Even though the cooked protein is a tangled mess, it’s still much more digestible than those little knots it started out as; more on that later.

2. Chemistry. Acids, bases, alcohols, salts - all of these can denature proteins. Our bodies use a lot of acids in the digestive tract for this purpose; it’s our workhorse mechanism.

3. Violence! Proteins can be physically denatured if you’re aggressive enough. Example? When you whip egg whites, you don’t just inject air. You’re actually busting up the little protein blobs into long protein chains. These long chains (some of which can then cross-link to each other) give the whipped egg whites their stiffness and cause the mixture to retain some air, looking much like the cooked protein above, but fluffier.

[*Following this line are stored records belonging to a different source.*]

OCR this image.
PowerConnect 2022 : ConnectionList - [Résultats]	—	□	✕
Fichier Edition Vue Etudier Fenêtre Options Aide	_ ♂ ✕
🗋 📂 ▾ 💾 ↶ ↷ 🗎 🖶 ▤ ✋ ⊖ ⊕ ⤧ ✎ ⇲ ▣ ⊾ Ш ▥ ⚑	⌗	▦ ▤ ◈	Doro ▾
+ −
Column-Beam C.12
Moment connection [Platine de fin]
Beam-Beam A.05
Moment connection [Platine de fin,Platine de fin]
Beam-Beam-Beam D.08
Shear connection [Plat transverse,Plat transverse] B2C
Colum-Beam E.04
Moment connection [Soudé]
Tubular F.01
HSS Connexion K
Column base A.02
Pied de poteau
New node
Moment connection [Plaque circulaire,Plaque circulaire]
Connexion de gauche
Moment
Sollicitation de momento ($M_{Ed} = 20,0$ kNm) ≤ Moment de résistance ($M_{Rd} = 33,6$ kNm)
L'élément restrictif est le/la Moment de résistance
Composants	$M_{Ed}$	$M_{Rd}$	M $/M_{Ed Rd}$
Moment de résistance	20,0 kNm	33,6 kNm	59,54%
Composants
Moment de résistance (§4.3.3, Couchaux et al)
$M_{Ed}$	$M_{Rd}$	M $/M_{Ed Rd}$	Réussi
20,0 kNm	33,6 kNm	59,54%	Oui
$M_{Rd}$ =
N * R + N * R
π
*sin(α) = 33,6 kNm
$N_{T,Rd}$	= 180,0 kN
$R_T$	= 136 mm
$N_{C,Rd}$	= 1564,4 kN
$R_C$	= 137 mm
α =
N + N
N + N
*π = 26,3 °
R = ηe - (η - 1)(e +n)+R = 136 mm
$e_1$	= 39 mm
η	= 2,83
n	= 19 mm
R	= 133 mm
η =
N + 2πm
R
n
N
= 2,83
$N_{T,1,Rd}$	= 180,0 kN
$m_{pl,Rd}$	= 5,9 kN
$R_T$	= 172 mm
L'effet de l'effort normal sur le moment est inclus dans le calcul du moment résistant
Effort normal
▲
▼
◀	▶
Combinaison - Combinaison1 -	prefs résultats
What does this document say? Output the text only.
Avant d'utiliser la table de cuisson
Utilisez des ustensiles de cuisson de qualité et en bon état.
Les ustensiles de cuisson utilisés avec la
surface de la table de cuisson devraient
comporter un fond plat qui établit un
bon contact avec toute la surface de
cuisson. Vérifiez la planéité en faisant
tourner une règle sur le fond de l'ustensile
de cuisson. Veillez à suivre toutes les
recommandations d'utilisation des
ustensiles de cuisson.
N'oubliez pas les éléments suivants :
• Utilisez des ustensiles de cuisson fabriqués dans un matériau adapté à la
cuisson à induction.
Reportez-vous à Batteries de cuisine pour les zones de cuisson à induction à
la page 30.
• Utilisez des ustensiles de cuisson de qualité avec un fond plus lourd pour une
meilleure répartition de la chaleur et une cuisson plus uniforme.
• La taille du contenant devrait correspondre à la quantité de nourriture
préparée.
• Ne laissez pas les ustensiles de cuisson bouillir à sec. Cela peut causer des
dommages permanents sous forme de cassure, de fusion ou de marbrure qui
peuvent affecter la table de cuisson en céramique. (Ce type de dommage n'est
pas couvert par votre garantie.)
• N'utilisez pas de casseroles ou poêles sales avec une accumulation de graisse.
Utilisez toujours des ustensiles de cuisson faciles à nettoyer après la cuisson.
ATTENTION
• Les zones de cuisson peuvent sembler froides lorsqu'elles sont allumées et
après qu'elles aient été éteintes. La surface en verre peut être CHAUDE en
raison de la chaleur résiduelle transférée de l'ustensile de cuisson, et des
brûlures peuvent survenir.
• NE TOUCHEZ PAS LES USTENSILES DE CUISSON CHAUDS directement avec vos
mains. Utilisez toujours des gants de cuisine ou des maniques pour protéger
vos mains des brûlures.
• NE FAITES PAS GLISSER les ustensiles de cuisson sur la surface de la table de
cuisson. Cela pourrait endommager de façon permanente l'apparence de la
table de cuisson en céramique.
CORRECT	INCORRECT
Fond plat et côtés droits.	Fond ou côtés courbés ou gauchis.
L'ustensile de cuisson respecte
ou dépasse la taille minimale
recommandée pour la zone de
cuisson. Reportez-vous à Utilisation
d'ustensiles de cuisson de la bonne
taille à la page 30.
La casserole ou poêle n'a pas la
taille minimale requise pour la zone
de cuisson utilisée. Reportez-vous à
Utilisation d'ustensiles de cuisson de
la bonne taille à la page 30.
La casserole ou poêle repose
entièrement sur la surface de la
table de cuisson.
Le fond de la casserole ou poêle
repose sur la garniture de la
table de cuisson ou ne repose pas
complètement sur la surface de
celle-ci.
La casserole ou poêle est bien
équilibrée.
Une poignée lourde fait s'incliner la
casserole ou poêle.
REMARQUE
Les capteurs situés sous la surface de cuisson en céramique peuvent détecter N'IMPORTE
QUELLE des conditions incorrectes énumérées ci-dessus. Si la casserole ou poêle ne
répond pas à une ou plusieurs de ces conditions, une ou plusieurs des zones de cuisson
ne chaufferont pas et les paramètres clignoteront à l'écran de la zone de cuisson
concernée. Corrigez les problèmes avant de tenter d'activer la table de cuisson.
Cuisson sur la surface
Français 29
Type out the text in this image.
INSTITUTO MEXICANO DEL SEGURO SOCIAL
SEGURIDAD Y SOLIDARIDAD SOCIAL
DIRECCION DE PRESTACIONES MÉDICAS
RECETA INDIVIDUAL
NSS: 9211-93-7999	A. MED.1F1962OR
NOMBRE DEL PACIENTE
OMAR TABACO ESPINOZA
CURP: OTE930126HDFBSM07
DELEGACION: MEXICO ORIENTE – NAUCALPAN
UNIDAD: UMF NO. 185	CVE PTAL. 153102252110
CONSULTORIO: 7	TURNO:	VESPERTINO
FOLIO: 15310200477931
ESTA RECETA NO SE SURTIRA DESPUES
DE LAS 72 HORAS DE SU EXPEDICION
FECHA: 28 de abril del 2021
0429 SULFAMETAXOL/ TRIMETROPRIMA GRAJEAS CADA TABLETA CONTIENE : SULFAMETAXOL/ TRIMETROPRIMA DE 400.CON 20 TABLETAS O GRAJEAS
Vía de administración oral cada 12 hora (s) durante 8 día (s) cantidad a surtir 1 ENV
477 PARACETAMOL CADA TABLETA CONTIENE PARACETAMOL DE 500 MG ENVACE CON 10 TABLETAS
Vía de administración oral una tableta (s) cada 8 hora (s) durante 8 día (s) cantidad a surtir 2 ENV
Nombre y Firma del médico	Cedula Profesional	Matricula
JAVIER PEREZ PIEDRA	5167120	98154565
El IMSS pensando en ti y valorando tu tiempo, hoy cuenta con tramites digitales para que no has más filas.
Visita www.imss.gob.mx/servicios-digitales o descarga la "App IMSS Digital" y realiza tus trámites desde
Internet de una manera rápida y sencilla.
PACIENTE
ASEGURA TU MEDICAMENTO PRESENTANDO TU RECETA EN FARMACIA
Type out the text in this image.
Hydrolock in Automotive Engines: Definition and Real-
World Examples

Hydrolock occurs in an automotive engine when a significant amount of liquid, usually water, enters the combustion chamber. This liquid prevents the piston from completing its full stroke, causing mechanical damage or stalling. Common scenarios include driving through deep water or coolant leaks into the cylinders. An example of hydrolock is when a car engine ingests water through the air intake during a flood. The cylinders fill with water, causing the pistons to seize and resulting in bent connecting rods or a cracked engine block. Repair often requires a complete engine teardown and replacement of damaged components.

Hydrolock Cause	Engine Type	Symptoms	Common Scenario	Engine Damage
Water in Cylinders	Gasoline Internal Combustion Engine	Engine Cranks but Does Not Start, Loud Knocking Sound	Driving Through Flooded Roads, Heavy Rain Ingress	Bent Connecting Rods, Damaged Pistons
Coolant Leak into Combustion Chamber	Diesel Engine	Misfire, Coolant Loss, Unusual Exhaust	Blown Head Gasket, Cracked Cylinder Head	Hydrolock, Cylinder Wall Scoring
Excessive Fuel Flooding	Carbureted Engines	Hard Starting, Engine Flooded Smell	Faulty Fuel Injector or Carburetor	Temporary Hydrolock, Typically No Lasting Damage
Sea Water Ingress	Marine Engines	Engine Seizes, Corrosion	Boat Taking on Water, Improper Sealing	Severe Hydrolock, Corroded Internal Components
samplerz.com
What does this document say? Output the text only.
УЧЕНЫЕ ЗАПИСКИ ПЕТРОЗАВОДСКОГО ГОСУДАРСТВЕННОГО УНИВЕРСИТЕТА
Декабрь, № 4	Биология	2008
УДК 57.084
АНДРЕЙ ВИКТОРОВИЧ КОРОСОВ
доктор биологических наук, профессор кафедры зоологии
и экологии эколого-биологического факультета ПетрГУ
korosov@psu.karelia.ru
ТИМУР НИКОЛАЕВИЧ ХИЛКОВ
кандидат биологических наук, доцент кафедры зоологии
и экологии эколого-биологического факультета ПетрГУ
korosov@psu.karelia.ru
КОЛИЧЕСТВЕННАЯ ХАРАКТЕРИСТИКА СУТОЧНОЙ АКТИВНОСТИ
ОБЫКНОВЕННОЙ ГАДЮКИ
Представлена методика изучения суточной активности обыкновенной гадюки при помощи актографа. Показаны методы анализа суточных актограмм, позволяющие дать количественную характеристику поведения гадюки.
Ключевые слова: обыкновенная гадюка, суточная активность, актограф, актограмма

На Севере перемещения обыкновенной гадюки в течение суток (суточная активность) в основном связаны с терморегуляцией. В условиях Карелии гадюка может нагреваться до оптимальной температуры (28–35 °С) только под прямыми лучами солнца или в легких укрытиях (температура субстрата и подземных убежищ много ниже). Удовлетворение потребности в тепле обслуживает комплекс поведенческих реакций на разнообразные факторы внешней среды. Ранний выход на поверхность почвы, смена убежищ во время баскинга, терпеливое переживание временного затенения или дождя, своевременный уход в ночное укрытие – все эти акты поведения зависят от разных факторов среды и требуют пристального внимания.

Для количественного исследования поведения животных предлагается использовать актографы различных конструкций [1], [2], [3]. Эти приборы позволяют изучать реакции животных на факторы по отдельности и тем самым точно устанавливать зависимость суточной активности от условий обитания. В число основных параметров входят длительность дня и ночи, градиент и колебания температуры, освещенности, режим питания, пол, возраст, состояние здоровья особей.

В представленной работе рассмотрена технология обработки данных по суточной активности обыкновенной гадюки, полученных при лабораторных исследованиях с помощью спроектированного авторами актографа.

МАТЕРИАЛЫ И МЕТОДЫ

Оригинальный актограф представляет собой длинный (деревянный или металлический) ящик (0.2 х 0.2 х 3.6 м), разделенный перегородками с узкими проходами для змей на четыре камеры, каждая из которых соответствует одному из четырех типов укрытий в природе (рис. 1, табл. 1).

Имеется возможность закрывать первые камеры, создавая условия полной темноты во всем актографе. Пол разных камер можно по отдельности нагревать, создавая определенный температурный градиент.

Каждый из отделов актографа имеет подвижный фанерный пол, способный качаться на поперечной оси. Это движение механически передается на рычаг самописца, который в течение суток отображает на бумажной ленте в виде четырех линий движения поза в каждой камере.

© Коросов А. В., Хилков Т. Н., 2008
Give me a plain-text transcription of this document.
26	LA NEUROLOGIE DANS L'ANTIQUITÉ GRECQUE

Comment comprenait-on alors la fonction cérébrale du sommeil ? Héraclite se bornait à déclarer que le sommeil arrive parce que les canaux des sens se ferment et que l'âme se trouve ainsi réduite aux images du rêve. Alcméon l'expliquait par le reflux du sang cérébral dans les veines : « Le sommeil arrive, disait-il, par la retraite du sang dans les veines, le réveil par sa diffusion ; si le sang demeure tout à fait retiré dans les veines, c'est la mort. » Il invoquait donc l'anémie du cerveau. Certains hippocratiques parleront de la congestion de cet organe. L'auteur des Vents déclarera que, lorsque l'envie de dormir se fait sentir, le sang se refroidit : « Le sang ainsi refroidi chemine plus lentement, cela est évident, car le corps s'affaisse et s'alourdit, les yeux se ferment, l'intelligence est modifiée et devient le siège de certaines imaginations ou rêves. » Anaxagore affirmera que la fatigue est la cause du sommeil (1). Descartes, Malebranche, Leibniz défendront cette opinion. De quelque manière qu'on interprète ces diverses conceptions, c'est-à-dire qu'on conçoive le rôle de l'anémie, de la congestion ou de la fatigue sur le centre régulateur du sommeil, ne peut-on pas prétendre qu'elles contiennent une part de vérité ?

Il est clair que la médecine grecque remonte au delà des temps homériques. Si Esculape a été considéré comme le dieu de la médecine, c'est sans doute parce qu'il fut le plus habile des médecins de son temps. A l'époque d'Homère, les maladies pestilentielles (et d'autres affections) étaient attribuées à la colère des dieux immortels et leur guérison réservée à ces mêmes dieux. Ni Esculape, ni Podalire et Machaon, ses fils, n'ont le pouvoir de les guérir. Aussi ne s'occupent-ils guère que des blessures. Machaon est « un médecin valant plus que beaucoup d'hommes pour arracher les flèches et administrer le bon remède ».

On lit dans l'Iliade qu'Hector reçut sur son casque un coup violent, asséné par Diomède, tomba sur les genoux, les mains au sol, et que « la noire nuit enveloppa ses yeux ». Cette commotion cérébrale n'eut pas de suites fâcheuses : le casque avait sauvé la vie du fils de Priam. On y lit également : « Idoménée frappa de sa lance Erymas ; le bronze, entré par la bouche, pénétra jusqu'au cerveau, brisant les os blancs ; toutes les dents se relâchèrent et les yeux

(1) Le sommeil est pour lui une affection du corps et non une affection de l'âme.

Then, proteolysis. No matter how the protein gets denatured, it’s only after the protein is unwound that enzymes can finally go to work on them, breaking them down. Breaking proteins into pieces is called proteolysis, It goes kinda like this:

The proteolytic enzymes are the enzymes that hack long amino acid chains (proteins) into smaller pieces. Some of the pieces are single aminos; others are still chains. An oligopeptide is a chain of amino acids which is quite short (20 links or less; most proteins in nature are hundreds of aminos long.)

An intestinal cell can take in a single amino acid, or can take in an oligopeptide, but longer chains are too big and stay in the digestive tract until digestive enzymes have broken them down further. Single amino acids are easy, but the intestinal cell makes use of an enzyme called aminopeptidase to break oligopeptides down into dipeptides and tripeptides as they’re taken into the cell. A dipeptide (two) or a tripeptide (three) is basically a chain of two or three amino acids.

Once inside the intestinal cell, single amino acids can be transferred directly from the intestinal cell to the blood, but those chains of two or three aminos can only be absorbed with the help of peptidase enzymes, which break down the final links in the chain while they’re handed off to the blood. The blood gets single aminos; that’s what the body uses.

But the key thing is that none of the enzymes can go to work on the proteins until they are uncoiled; a.k.a., denatured. It all starts there.

Fun references (and the sources of these images):
https://scienceandfooducla.wordpress.com/2013/03/26/ceviche/ http://www.ncbi.nlm.nih.gov/books/NBK22600/

Final note: this is also why proteins from GMOs are as safe as “natural” sources; no matter the composition and shape of the proteins, we break them down to base aminos in our digestion. Now, that’s not to say GMOs are inherently safe - there’s always the question of what the proteins in question do. For example, if a GMO plant has proteins which allow it to produce an insecticide, then the protein that codes the insecticide may be harmless to us, but the insecticide it produces may not be (it’s certainly not harmless to insects!) So, is there any insecticide left in the plant when we get it? And is that insecticide harmful to us?

GMO organisms need to be carefully designed for function, and need to be tested, and we need to be careful about how they interact with native species if they get out in the wild… but they are inherently made of the same building blocks, and so their proteins are as safe as anything else we eat.


#17

No. That was exactly what I’ve always wanted to read. :slight_smile: I had a rough feeling that was the way things worked from Bio and Chem 101 (I was a Computer Science major so I only got a cursory glimpse into this world). You explained it perfectly.